In an interview, Miller described Trinity as an “incredibly vibrant congregation.”

“It’s very painful to leave because we love this place,” said Miller, who is married with four children. His youngest child expects to graduate from City Honors School this year.

A native of Muncie, Ind., Miller had been pastor of St. Stephen’s Episcopal Church on the campus of Ohio State University in Columbus, Ohio, prior to succeeding the Rev. Ward B. Ewing at Trinity.

Miller is known in Buffalo for his dynamic preaching, unabashedly emphasizing what he calls “a progressive theology.”
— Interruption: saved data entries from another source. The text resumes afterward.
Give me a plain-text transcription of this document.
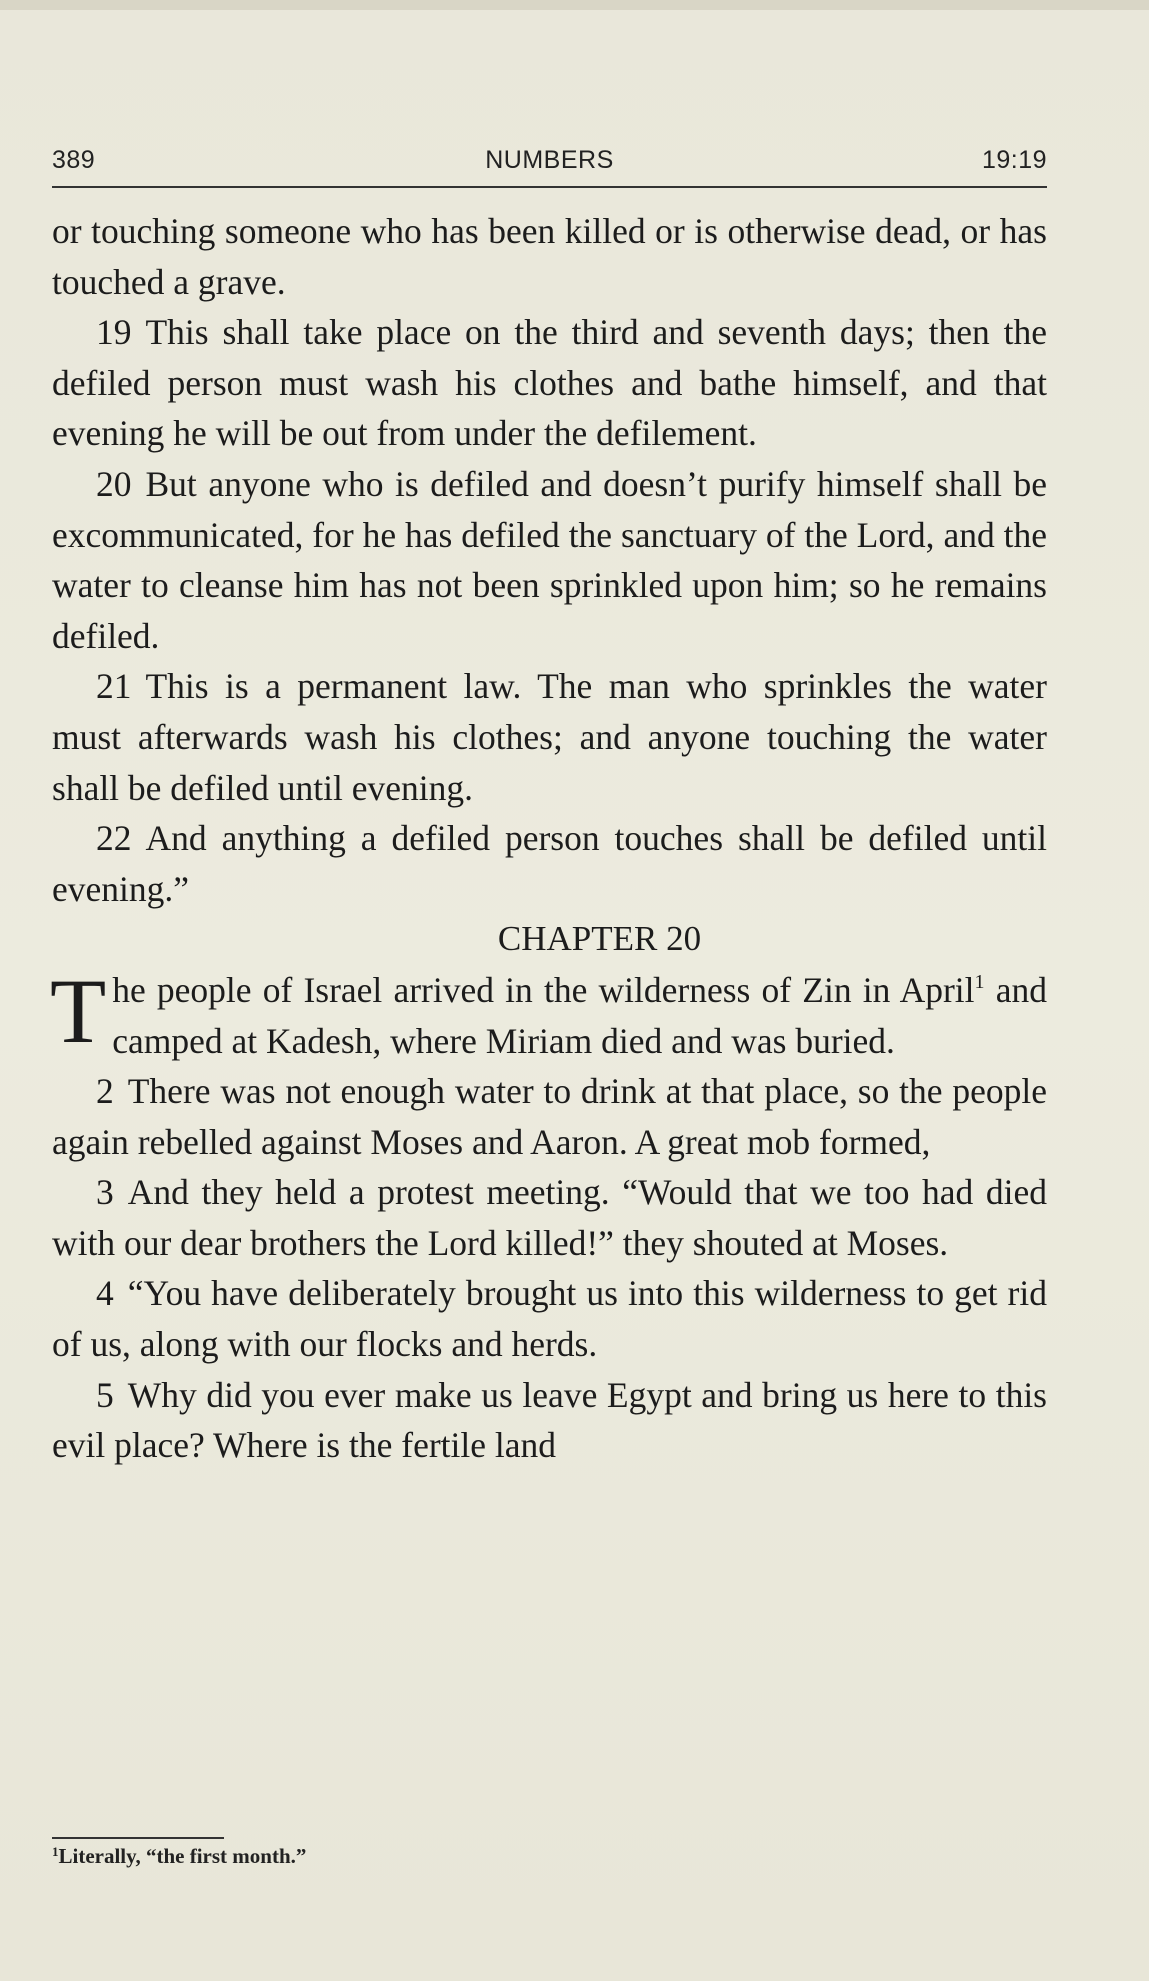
389	NUMBERS	19:19

or touching someone who has been killed or is otherwise dead, or has touched a grave.

19 This shall take place on the third and seventh days; then the defiled person must wash his clothes and bathe himself, and that evening he will be out from under the defilement.

20 But anyone who is defiled and doesn’t purify himself shall be excommunicated, for he has defiled the sanctuary of the Lord, and the water to cleanse him has not been sprinkled upon him; so he remains defiled.

21 This is a permanent law. The man who sprinkles the water must afterwards wash his clothes; and anyone touching the water shall be defiled until evening.

22 And anything a defiled person touches shall be defiled until evening.”

CHAPTER 20

The people of Israel arrived in the wilderness of Zin in April$^1$ and camped at Kadesh, where Miriam died and was buried.

2 There was not enough water to drink at that place, so the people again rebelled against Moses and Aaron. A great mob formed,

3 And they held a protest meeting. “Would that we too had died with our dear brothers the Lord killed!” they shouted at Moses.

4 “You have deliberately brought us into this wilderness to get rid of us, along with our flocks and herds.

5 Why did you ever make us leave Egypt and bring us here to this evil place? Where is the fertile land

$^1$Literally, “the first month.”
“He has the ability to make his preaching relevant to today and what the world looks like today,” said Denise M. Mlynarick, the church’s senior warden.

He also helped create a fuller sense of community inside Trinity, she said.

During his tenure, average weekend attendance at services grew to about 300 people from 170, bucking an overwhelming trend of declining participation in urban mainline Protestant churches.

The Episcopal Diocese of Western New York designated Trinity as an experimental liturgical center, allowing the church to offer a “blended” service on Sunday mornings that features ancient Christian worship combined with contemporary prayers, Bible readings, poetry, as well as pipe organs, a jazz piano ensemble and choir music.

The church also added Trinity @ 7, a Sunday evening session that emphasizes jazz and literature in a candlelit setting with almost no mention of religion.

Congregations can no longer operate as clubs affording benefits only for members, said Miller.

“Progressive churches, particularly in urban areas, have to be about who’s not here yet,” he said.

Miller plans to remain at Trinity through mid-April and promised in his letter “to preach the heck out of the next few months.”

Mlynarick was scheduled to meet with Bishop R. William Franklin of the Episcopal Diocese to discuss the process of searching for Miller’s successor.